Using btrfs receive inside a container

I’m trying to reform how I do backups and the idea was to start using btrfs receive/send and to do everything from inside containers. It sounded straightforward enough, but I seem to be running into all kinds of issues…

(I’m using alpine 3.15 as the host and running lxd 4.22)

So far I have a priviledged container (idmap: both 0 0) and I’ve added the devices to it

lxc profile create privileged
lxc profile edit privileged <<'EOF'
description: "Map the root user to the host one (which is exactly as safe as it sounds)"
config:
  raw.idmap: both 0 0
EOF

lxc launch images:alpine/3.15/cloud test -p default -p privileged
lxc exec test -- apk add btrfs-progs

mkfs.btrfs -m raid1 -d raid1 -L 'Data' /dev/sdb1 /dev/sdc1
lxc config device add test btrfs-control unix-char  path=/dev/btrfs-control
lxc config device add test sdb           unix-block path=/dev/sdb
lxc config device add test sdb1          unix-block path=/dev/sdb1
lxc config device add test sdc           unix-block path=/dev/sdc
lxc config device add test sdc1          unix-block path=/dev/sdc1
lxc restart test

At this point I can read from (and I assume write to) from the devices

# lxc exec test -- sh -c 'dd if=/dev/sdb1 bs=1 count=32 | base64'
32+0 records in
32+0 records out
AAAAAAAAAAAAAAAAAAAAAAAAAAAAAAAAAAAAAAAAAAA=

I thought I should be all set at this point, but it turns out I am still unable to mount or to run btrfs device scan

# lxc exec test -- su -c 'mount /dev/sdb1 /mnt'
mount: permission denied (are you root?)
# lxc exec test -- su -c 'btrfs device scan'
Scanning for Btrfs filesystems
ERROR: device scan failed on '/dev/sdc1': Operation not permitted
ERROR: device scan failed on '/dev/sdb1': Operation not permitted
ERROR: there were 2 errors while registering devices

I’m not sure whether my approach is wrong or whether what I plan to do is plain impossible… can you help me out?

I suspect there are kernel restrictions that apply as soon as you run inside of a user namespace, so having the real root user mapped through may not be enough.

You may need to actually use security.privileged=true along with raw.apparmor=mount, to allow for direct mounting.

Though an alternative here may be to:

  • Drop that privileged profile entirely
  • Set security.syscalls.intercept.mount=true
  • Set security.syscalls.intercept.mount.allowed=btrfs
  • Restart the instance

This may then allow for the mount call to work fine.

It seems to work with (just) security.privileged=true. Thanks!

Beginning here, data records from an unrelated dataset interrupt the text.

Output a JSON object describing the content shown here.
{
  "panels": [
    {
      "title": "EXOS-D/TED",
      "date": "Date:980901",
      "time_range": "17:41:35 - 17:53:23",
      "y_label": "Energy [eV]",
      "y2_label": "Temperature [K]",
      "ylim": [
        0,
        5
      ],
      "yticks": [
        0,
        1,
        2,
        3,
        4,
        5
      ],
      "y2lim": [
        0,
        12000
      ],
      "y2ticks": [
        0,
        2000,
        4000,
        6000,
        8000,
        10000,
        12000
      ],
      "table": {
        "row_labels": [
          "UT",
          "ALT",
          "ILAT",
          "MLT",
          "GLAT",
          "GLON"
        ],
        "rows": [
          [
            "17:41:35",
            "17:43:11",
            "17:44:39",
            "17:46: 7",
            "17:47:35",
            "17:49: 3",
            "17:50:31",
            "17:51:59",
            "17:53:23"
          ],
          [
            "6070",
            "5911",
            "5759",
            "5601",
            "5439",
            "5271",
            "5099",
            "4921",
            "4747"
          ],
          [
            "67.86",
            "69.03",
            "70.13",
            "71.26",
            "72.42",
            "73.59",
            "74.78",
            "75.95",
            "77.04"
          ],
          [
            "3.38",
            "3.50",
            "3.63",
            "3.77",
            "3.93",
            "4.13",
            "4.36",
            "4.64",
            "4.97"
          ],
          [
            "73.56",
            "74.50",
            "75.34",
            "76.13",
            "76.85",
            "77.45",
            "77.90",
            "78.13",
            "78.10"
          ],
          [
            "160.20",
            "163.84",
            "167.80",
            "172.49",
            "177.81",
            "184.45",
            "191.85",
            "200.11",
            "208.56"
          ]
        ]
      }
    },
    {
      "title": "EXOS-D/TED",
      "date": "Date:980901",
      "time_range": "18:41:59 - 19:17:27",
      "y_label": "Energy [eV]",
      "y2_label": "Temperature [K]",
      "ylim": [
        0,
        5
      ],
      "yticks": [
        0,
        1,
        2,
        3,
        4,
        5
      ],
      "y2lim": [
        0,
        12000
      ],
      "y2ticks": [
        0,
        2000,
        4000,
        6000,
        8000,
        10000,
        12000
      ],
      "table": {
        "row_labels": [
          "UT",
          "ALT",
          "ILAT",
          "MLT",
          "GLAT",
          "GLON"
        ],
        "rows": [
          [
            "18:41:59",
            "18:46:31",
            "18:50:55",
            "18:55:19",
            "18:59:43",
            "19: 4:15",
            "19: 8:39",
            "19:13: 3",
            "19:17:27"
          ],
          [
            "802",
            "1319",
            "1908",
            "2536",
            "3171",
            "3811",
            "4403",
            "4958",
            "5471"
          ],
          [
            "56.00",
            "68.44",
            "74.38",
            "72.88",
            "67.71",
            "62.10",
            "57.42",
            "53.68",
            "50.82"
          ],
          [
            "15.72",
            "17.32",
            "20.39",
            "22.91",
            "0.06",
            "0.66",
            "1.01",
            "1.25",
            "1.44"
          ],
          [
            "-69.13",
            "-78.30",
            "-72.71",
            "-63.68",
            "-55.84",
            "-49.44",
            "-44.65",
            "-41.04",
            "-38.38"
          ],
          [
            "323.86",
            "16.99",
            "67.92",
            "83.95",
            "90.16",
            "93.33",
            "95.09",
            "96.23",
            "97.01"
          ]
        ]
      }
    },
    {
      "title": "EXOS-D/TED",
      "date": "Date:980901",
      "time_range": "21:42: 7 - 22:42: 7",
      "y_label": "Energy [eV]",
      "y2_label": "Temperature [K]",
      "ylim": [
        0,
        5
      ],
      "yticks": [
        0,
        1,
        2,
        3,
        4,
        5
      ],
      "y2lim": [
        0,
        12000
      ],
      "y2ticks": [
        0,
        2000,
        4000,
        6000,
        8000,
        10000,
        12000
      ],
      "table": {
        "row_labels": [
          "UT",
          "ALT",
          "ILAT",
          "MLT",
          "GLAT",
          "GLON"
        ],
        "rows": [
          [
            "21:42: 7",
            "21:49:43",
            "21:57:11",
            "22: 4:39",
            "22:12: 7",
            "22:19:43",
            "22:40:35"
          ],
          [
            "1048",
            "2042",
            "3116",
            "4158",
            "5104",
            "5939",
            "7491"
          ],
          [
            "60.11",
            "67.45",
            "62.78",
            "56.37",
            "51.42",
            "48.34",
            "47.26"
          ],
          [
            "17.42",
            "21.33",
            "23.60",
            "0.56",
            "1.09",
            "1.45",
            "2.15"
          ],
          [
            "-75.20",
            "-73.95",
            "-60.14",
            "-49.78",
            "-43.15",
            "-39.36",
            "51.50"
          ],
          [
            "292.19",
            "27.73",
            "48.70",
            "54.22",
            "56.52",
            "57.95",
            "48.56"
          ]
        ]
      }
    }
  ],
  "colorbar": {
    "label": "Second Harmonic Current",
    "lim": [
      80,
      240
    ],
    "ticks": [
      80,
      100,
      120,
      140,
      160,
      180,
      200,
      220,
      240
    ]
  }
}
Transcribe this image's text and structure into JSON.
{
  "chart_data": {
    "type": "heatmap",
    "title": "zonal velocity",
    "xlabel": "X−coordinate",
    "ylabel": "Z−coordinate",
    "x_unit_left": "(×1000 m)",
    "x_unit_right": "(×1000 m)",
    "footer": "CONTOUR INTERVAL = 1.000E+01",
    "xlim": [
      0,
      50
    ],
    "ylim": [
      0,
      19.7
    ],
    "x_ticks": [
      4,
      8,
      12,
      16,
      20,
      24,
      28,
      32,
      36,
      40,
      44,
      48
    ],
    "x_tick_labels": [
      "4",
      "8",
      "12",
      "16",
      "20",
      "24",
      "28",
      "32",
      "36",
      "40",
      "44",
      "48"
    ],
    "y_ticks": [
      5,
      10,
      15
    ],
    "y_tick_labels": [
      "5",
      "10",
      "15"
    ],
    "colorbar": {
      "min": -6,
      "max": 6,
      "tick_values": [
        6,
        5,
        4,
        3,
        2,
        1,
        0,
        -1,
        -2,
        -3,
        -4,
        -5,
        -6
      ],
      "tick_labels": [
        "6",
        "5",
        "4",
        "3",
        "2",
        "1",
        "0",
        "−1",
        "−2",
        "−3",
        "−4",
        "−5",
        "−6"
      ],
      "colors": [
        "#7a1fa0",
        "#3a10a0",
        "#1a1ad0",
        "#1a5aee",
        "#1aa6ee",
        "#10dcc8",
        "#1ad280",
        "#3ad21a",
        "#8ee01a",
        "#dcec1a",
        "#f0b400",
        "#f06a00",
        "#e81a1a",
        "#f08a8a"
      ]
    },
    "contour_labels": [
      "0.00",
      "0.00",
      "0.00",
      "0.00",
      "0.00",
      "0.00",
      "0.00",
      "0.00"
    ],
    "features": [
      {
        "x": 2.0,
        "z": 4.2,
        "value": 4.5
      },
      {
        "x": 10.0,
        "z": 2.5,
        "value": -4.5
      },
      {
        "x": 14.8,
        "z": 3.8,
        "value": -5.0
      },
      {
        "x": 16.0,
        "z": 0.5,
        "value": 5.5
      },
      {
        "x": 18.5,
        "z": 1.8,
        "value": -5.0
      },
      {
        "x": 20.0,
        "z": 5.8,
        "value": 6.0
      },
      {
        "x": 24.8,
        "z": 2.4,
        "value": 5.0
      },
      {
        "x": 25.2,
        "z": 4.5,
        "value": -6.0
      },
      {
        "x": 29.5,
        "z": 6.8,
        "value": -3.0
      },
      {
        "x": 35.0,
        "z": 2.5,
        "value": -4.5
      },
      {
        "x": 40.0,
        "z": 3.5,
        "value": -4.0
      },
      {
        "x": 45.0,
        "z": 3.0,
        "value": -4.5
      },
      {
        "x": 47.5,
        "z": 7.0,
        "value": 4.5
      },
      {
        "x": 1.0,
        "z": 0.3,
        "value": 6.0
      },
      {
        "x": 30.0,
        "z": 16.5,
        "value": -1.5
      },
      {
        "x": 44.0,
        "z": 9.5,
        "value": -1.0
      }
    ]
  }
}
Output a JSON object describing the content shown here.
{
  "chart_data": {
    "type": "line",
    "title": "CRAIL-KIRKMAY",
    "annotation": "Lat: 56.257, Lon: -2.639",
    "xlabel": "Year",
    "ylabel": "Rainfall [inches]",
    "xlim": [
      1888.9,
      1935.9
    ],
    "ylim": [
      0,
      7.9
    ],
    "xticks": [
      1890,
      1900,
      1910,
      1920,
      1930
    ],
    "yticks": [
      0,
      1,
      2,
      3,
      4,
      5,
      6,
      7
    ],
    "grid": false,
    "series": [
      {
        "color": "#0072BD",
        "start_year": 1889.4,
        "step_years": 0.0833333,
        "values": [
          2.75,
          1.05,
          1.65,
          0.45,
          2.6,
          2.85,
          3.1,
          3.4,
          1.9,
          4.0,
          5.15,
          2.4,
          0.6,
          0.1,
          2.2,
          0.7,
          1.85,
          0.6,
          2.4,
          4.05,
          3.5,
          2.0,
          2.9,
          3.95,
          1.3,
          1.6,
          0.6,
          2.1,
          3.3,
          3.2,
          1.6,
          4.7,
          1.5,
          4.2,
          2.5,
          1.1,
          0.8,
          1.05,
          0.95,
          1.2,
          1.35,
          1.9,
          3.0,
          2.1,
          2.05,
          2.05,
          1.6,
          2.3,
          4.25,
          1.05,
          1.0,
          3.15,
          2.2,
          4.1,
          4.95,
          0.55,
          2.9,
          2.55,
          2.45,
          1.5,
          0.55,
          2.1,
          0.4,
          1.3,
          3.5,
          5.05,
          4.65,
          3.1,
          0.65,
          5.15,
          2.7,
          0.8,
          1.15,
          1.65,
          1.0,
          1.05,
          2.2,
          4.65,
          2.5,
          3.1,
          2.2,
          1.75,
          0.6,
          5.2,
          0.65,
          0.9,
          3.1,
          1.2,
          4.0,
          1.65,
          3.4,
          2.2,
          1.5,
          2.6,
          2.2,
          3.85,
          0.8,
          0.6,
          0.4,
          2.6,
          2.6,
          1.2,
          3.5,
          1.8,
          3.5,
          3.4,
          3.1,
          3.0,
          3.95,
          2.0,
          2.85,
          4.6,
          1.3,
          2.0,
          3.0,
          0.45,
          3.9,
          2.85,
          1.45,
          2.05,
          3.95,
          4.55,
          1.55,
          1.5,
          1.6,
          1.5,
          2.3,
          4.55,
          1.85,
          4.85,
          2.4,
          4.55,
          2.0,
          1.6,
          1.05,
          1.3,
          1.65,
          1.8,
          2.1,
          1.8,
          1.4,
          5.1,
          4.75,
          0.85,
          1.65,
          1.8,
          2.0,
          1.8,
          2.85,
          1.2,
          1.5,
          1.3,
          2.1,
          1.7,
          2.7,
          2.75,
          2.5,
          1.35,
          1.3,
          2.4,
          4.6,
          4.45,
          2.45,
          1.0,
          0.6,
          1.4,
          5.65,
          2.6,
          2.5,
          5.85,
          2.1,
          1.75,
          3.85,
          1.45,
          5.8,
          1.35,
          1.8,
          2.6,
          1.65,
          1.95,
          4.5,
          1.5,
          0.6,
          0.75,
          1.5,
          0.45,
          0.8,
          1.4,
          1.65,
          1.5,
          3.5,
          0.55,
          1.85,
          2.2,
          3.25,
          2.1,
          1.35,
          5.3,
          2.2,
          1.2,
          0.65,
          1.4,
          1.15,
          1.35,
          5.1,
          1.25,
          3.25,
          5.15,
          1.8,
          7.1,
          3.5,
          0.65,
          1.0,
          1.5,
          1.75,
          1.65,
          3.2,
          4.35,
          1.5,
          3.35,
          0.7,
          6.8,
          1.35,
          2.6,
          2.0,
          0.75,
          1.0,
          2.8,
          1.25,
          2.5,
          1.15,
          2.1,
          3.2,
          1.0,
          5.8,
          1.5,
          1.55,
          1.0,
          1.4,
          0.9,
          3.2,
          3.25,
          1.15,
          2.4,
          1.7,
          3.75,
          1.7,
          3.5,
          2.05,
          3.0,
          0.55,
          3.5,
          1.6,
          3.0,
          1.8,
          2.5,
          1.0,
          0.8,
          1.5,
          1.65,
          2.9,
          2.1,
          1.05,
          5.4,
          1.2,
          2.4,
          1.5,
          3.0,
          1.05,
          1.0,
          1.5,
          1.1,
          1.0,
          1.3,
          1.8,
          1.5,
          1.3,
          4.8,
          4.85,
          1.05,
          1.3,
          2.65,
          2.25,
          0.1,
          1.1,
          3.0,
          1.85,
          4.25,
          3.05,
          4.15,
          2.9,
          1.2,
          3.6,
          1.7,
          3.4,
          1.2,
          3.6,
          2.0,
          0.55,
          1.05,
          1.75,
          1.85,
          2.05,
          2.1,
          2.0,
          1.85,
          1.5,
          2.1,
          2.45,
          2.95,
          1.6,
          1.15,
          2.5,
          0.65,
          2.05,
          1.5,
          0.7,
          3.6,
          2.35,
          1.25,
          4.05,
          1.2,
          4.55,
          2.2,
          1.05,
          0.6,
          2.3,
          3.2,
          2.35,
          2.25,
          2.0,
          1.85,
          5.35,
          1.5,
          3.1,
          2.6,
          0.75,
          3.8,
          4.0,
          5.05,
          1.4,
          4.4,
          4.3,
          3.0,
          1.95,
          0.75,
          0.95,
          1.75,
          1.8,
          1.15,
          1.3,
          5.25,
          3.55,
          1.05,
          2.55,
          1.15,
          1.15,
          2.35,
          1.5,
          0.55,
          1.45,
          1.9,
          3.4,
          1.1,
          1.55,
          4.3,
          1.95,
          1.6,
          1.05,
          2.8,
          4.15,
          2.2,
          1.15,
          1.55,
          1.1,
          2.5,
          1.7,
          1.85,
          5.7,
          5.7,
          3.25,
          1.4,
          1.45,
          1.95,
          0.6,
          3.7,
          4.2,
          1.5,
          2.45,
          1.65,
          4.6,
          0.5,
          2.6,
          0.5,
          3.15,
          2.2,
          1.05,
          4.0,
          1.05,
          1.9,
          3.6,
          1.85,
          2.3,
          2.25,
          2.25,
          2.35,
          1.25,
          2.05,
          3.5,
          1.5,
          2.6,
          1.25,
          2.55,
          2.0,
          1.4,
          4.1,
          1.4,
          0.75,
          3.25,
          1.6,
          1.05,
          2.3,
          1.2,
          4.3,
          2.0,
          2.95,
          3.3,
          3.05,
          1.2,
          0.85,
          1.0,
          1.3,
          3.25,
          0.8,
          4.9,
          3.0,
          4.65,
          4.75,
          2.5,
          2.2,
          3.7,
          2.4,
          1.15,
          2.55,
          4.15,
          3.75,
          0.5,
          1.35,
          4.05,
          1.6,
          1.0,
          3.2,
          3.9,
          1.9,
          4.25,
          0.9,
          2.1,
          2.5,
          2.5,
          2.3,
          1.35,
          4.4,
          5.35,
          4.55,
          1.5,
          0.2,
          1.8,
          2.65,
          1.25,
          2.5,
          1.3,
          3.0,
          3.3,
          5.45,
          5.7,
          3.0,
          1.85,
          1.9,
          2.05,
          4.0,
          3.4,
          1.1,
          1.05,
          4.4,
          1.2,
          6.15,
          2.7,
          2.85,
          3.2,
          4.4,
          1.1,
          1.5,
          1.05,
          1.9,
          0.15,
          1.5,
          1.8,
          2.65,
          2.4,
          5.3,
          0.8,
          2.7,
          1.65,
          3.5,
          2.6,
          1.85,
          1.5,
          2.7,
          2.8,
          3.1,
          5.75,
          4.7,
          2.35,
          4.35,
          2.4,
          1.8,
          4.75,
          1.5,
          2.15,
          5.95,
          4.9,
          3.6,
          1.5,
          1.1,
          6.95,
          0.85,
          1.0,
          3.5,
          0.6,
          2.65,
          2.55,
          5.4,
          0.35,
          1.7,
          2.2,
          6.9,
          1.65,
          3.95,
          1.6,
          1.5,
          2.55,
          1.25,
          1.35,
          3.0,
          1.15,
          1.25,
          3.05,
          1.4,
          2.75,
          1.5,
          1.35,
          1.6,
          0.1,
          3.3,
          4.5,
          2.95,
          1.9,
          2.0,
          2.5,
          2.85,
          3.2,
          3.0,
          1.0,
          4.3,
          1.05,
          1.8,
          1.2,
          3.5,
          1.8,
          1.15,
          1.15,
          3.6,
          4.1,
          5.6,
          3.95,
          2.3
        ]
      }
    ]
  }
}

The apparmor may be necessary if apparmor is instaled (tried installing it and adding raw.apparmor=mount and it worked - didn’t try the inverse).

The two security.syscalls settings don’t seem to have any effect one way or another.

If I wanted to understand more amout this topic, would just diving deeper into the lxd docs be enough or would you recommend I read on cgroups (or something else)?

In this case, it’s mostly a user namespace thing more than cgroups.
The user namespace comes with a lot of security restrictions as any user can set one up.

Privileged containers on the other hand have very little security restrictions. They can be quite dangerous as a result though.

The interception bits allow for unprivileged containers to get temporary elevated privileges mediated by LXD on the host so it can be a viable alternative to having to make the whole thing privileged.

And indeed, the apparmor bits wouldn’t apply here as your host distro and kernel doesn’t support it.